Once received by the RP, the shared tree and the source tree towards the sender have been joined. We have an end to end path between sender and receiver, with the RP in the middle of it all. All that is left is to send a join from the RP towards the router on the sender’s subnet to essentially tell it to start passing the actual multicast along the path towards the RP (the source tree), where the RP will then push it out onto the shared tree towards the destination. Voila, it’s as simple as that.
But wait, we are not done. Once the packets start to flow from source to destination, the multicast router closest to the destination will send another join message for this group, but this time towards the sender. It is only now that it can do this because those first few data packets actually indicate who the sender is. That join is passed router to router to router towards the router on the sender’s subnet, and once arrived, that router will now also start sending the multicast data along that path towards the receiver. The receiving subnet router sees that stream appearing and will now send a prune message onto the shared tree towards the RP, indicating it no longer needs the multicast stream through the RP.
If you are not familiar with IP Multicast and after reading the above are not confused, congratulations, your brain is very well wired for complex networking.

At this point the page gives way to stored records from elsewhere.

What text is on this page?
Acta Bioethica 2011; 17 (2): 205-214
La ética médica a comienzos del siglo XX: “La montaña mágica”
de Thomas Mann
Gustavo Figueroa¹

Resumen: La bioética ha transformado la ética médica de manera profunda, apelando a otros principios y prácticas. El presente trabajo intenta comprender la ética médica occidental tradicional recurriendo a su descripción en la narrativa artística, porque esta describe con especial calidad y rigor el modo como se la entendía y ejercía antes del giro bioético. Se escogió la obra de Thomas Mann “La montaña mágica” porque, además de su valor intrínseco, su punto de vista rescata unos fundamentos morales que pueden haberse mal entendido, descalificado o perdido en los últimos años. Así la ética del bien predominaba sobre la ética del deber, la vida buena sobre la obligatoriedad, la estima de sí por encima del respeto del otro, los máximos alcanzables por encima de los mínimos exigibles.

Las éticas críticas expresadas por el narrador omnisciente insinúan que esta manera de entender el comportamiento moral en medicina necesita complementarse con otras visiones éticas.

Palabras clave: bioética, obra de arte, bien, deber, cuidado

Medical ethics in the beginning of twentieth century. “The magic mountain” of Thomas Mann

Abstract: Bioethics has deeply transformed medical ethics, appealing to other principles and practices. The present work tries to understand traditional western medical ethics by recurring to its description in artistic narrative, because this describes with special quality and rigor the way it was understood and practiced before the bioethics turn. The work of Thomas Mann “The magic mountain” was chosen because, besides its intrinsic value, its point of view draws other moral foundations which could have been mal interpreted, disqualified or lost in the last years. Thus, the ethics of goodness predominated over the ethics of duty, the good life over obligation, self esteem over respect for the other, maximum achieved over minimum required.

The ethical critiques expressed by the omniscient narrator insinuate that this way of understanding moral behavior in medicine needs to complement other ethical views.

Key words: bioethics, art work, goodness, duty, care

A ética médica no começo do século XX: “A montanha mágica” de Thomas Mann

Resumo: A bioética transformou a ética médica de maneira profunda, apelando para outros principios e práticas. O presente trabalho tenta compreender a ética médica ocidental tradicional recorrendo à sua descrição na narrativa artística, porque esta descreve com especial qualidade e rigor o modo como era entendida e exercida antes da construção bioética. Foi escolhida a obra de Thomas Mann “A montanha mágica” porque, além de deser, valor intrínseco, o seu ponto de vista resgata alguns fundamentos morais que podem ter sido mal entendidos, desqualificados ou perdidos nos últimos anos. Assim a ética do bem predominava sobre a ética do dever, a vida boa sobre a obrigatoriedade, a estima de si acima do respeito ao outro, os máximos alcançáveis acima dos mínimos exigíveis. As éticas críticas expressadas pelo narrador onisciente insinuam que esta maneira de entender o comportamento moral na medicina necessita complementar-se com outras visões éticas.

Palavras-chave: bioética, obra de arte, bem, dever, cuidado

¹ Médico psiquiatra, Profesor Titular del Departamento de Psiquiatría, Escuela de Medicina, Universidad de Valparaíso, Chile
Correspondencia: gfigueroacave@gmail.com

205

If you step away from how IGMP and PIM implement this today as above, the most fundamental of IP multicast topologies is that you need to build a forwarding tree that is rooted in the source, with the destinations as its leaves. At each intermediate node in the tree, the packets are replicated to its branches, therefore creating the least amount of duplication. And by using a tree, it is loop free, packets won’t swirl around the network bringing it to its knees.
The challenging part though is that the tree is based on the unicast forwarding topology. From a leaf on this tree towards the sender, each step is identical to how a unicast IP packet would be forwarded. The forwarding topologies are connected and dependent on each other. IP Multicast is built on top of a unicast routed infrastructure, and unicast routing changes can have dramatic impacts to the multicast forwarding topologies.

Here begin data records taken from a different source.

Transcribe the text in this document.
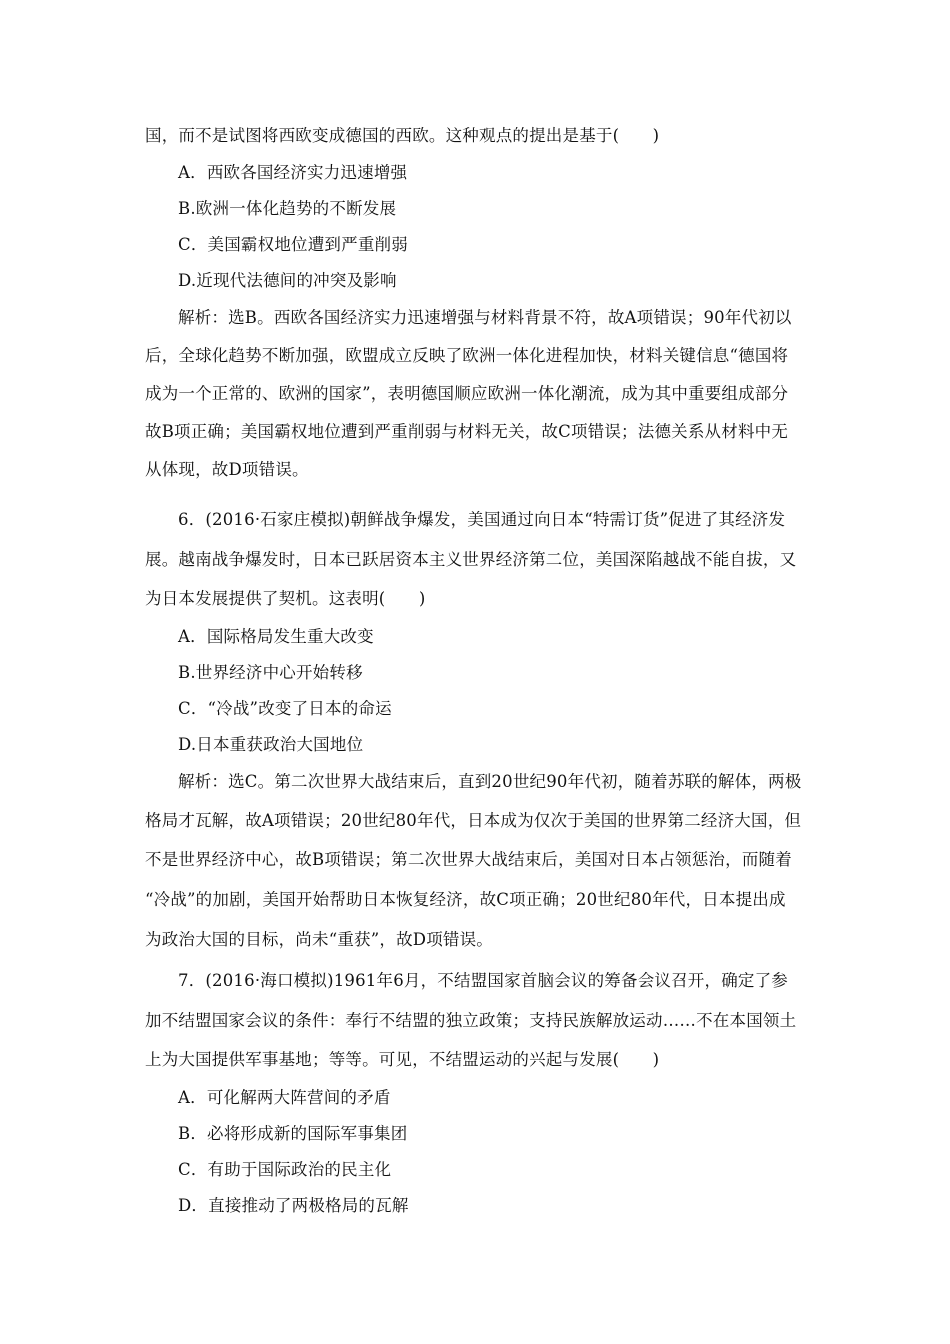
国，而不是试图将西欧变成德国的西欧。这种观点的提出是基于(　　)
A．西欧各国经济实力迅速增强
B.欧洲一体化趋势的不断发展
C．美国霸权地位遭到严重削弱
D.近现代法德间的冲突及影响
解析：选B。西欧各国经济实力迅速增强与材料背景不符，故A项错误；90年代初以
后，全球化趋势不断加强，欧盟成立反映了欧洲一体化进程加快，材料关键信息“德国将
成为一个正常的、欧洲的国家”，表明德国顺应欧洲一体化潮流，成为其中重要组成部分
故B项正确；美国霸权地位遭到严重削弱与材料无关，故C项错误；法德关系从材料中无
从体现，故D项错误。
6．(2016·石家庄模拟)朝鲜战争爆发，美国通过向日本“特需订货”促进了其经济发
展。越南战争爆发时，日本已跃居资本主义世界经济第二位，美国深陷越战不能自拔，又
为日本发展提供了契机。这表明(　　)
A．国际格局发生重大改变
B.世界经济中心开始转移
C．“冷战”改变了日本的命运
D.日本重获政治大国地位
解析：选C。第二次世界大战结束后，直到20世纪90年代初，随着苏联的解体，两极
格局才瓦解，故A项错误；20世纪80年代，日本成为仅次于美国的世界第二经济大国，但
不是世界经济中心，故B项错误；第二次世界大战结束后，美国对日本占领惩治，而随着
“冷战”的加剧，美国开始帮助日本恢复经济，故C项正确；20世纪80年代，日本提出成
为政治大国的目标，尚未“重获”，故D项错误。
7．(2016·海口模拟)1961年6月，不结盟国家首脑会议的筹备会议召开，确定了参
加不结盟国家会议的条件：奉行不结盟的独立政策；支持民族解放运动……不在本国领土
上为大国提供军事基地；等等。可见，不结盟运动的兴起与发展(　　)
A．可化解两大阵营间的矛盾
B．必将形成新的国际军事集团
C．有助于国际政治的民主化
D．直接推动了两极格局的瓦解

I mentioned here before that I once spent a wonderful 2 weeks in Delhi working on a network where surveillance cameras created an aggregate 8Gbit/sec worth of multicast data, with a requirement that any unicast change would have limited impact to these streams. Believe me, it is extremely hard to engineer and tune, and we had the luxury of hijacking a really large network night after night to simulate failures.
SDN based architectures have the opportunity to change all this. Multicast forwarding was designed the way it was designed to work on arbitrary network topologies, with random senders and receivers coming and going. It builds trees on the fly and on demand. For many networks, topologies are not arbitrary, and those applications that consume/produce lots of multicast do not have randomly placed senders and receivers that come and go as they please. Many of them are well known or placed in fairly static and fixed topologies.
A controller with a global view of the network can create multicast topologies ahead of time. It knows all possible replication points and can create distribution trees among them. It can create different distribution trees for different multicast groups. It can create them independent of the unicast forwarding. It can calculate backup topologies in case portions of the tree fail. And it can do all of that guaranteeing there are no loops and optimal replication. When applications indicate their participation in specific multicast streams as senders or listeners to this controller, it can optimize very specifically based on those participants. The possibilities are endless.
We had a customer visit us yesterday that has very significant multicast needs and we walked him through some of these possibilities. He left with a huge smile on his face. And that smile on his face was not because he really liked what we built (even though he did), but it was because we showed him that if you remove legacy network thinking and constraints, networking can yet again be extremely exciting and creates solutions that he did not think were possible, in a fairly simple and straightforward way. And that, in turn, is truly exciting to us.